Dès lors, The French Dispatch n’est plus vraiment un film, mais un exercice méta ; Wes Anderson n’est plus un cinéaste, mais un de ces esthètes cherchant plus loin dans leurs codes, plus loin que les codes. Oui, n’ayons pas peur des mots : The French Dispatch est le manifeste des intentions de son auteur. Prêt à mourir avec ses idées, Wes fait de Arthur Howitzer Jr., le personnage de Bill Murray, son acteur fétiche (pas un hasard) son alter-ego pour dicter un univers qu’il façonne à ses obsessions dans chaque segment : l’amour des détails, les limites de la folie créatrice, la fin de la jeunesse et l’action du quotidien, nous donnant parfois la sensation d’écrire sa propre nécrologie. Autour de cette figure centrale qui brille par sa relative absence, flottent des personnages et des acteurs que l’auteur prend un malin plaisir à remodeler à son image (une des forces du cinéma de Wes Anderson), déconstruisant nos codes psychologiques pour façonner des tableaux à son image. Les ponts ne cessent de se créer, au gré des détails, entre l’univers d’un cinéaste mainte fois référencé ici et les personnages qui prennent vie devant nous.

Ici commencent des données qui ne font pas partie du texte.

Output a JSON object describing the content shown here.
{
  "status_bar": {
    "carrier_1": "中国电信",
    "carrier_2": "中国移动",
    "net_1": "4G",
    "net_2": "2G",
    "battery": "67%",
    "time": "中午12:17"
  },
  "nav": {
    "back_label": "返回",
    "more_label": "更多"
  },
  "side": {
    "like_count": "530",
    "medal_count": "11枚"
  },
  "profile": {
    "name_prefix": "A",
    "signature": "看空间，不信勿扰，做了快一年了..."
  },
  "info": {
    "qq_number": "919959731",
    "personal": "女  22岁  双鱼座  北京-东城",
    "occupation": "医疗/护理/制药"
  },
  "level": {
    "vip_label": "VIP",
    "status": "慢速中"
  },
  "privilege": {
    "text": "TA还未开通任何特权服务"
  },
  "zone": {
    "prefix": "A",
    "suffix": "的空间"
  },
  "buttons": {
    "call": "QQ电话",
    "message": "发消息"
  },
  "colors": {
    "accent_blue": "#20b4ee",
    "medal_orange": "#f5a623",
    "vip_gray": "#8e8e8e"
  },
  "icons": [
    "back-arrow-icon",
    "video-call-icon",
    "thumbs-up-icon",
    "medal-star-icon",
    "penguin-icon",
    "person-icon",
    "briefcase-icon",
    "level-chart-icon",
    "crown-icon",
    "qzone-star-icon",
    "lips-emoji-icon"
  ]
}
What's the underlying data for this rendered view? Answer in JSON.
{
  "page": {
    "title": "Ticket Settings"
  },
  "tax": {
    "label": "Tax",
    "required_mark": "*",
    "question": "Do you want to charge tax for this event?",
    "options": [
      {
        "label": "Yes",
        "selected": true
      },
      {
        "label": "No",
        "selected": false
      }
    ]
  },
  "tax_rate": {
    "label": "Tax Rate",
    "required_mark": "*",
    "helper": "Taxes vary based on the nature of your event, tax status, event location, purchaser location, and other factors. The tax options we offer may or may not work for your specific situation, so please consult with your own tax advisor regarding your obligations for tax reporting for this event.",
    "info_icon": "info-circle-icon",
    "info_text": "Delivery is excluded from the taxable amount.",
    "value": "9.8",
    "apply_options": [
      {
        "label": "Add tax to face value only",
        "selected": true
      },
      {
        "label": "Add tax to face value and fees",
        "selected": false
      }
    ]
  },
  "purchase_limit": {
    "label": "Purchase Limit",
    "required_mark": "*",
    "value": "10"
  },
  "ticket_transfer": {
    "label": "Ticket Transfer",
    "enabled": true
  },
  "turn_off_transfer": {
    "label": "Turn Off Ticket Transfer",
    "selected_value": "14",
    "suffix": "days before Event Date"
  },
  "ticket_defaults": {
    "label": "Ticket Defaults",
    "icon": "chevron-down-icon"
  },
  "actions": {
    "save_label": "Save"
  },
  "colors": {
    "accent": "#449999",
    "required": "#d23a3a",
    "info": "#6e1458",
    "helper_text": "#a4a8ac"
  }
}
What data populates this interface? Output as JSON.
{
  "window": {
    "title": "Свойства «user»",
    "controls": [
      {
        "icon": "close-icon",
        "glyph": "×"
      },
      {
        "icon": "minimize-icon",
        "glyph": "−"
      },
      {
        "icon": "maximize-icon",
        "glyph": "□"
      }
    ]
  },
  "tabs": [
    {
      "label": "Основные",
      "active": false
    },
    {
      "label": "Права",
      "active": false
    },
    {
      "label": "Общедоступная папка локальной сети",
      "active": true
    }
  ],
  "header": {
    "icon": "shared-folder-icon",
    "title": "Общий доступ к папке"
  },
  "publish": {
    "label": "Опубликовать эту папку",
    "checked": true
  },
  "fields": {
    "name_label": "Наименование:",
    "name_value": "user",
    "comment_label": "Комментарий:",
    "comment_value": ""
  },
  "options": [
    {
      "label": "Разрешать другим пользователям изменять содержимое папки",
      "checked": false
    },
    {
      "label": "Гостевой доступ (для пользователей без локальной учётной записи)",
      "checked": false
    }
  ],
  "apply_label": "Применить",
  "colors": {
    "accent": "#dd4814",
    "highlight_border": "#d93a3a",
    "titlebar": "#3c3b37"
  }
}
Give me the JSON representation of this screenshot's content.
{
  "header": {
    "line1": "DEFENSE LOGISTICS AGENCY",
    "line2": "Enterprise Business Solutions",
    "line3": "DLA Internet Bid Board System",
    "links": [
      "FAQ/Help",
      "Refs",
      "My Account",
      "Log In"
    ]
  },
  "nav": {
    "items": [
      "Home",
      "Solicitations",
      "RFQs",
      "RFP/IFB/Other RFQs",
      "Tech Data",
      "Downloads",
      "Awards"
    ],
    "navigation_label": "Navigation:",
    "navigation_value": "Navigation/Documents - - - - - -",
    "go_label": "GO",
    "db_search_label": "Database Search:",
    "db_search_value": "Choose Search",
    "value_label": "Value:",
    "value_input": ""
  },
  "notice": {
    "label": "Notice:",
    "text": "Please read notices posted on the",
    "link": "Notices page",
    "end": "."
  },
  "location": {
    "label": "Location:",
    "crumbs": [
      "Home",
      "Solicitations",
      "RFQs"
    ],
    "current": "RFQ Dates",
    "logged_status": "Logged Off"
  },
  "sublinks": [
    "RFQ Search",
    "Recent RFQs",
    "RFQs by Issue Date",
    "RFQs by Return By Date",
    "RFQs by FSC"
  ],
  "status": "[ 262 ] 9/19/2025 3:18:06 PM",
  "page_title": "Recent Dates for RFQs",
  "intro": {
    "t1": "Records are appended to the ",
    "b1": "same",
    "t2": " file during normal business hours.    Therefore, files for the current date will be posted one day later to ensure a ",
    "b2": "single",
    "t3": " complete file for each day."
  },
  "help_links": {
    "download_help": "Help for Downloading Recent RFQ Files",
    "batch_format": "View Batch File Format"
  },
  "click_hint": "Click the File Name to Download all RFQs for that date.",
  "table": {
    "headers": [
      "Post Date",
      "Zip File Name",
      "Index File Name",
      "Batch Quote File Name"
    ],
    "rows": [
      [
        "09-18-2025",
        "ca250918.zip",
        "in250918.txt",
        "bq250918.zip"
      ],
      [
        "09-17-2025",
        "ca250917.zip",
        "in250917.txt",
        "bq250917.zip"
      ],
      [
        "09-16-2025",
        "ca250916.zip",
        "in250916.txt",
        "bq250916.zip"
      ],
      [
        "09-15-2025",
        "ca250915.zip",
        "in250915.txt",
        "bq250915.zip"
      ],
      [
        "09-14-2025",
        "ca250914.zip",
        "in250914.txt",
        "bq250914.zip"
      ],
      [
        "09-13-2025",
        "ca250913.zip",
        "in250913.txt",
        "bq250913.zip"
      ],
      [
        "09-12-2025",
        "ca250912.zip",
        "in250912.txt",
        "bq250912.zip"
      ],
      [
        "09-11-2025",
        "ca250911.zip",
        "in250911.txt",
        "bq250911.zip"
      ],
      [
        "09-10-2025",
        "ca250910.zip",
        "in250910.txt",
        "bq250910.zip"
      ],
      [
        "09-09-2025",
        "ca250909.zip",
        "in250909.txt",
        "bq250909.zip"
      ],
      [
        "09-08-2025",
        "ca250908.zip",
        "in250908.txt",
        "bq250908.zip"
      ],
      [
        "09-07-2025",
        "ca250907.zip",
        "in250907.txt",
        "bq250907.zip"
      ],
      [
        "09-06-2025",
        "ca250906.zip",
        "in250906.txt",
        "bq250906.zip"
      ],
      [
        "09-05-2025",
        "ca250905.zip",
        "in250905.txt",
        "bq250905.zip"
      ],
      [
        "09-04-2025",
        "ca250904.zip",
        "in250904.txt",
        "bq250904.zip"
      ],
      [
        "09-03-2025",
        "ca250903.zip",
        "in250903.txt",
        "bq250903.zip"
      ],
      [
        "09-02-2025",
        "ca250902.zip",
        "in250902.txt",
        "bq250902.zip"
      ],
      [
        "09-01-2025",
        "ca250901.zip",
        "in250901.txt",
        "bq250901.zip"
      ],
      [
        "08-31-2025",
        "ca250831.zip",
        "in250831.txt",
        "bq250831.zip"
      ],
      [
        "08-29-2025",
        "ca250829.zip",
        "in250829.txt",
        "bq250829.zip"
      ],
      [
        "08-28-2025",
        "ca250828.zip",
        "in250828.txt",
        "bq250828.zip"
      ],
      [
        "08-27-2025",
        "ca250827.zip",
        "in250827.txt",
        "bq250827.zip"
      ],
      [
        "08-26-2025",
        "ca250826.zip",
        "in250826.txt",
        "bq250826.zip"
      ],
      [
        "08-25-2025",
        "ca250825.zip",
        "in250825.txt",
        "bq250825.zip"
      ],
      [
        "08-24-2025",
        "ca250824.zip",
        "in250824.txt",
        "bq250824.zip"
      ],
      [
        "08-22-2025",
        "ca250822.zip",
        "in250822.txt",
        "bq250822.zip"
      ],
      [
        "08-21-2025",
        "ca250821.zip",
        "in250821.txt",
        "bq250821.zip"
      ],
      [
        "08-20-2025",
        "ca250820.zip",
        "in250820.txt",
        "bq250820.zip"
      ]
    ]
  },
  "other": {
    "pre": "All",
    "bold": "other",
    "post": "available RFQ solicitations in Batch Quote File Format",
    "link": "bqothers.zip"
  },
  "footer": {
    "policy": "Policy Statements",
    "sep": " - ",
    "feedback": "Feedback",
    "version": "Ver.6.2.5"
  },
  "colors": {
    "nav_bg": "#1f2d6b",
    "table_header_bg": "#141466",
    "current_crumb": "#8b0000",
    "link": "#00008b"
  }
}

Nul doute dès lors que les fans de l’artiste prendront un plaisir non dissimulé à naviguer spirituellement dans un objet construit (en partie) pour eux, qui tendrait presque à nous faire penser qu’il n’a que cette ambition. Est-ce que pour autant The French Dispatch est raté ? S’il est difficile de négativer en bloc tous les arguments minimisant le film (il est vrai qu’il ne semble pas être un Wes Anderson majeur), force est néanmoins de constater que l’œuvre est spirituellement riche. Peut-être car, oui, Wes Anderson n’est plus vraiment un cinéaste ; The French Dispatch semble parfois flirter avec la poésie, où ni la forme ni le fond ne semble intéresser le cinéaste, mais bien l’intention. The French Dispatch a ce parti-pris “extrême” de pouvoir être vu, mais d’avoir avant tout été construit pour être vécu. Une ode à la vie, oui, à la sauce Wes Anderson, évidemment, qui semble faire office de profession de foi ; si certains peuvent y voir le crépuscule de son auteur, je prends le pari d’y voir la métaphore du phénix, prêt à renaître de ses cendres. Aussi mineur et imparfait soit-il, il plane sur The French Dispatch une odeur de fin de cycle, comme si Anderson se baladait dans ses souvenirs comme pour mieux entamer un nouveau chapitre. Si l’on ne sait rien ou presque sur Asteroid City, son prochain long-métrage, il est à parier que celui-ci nous éclairera un peu plus sur ce à quoi devrait ressembler le prochain segment du texan. The French Dispatch n’est peut-être pas la douceur candide pour fans qu’il semble être aux premiers abords ; il y règne ce sentiment d’œuvre-bilan, de dernier film idoine, de testament intime, comme pour mieux boucler une boucle fructueuse à tous les points. Le roi est mort, vive le roi ; le geste peut sembler répétitif voire parodique, mais il semble relever du travail d’introspection, ou la poésie de son auteur offre la dernière de ce mouvement, et nous invite avec bonheur à une prochaine symphonie.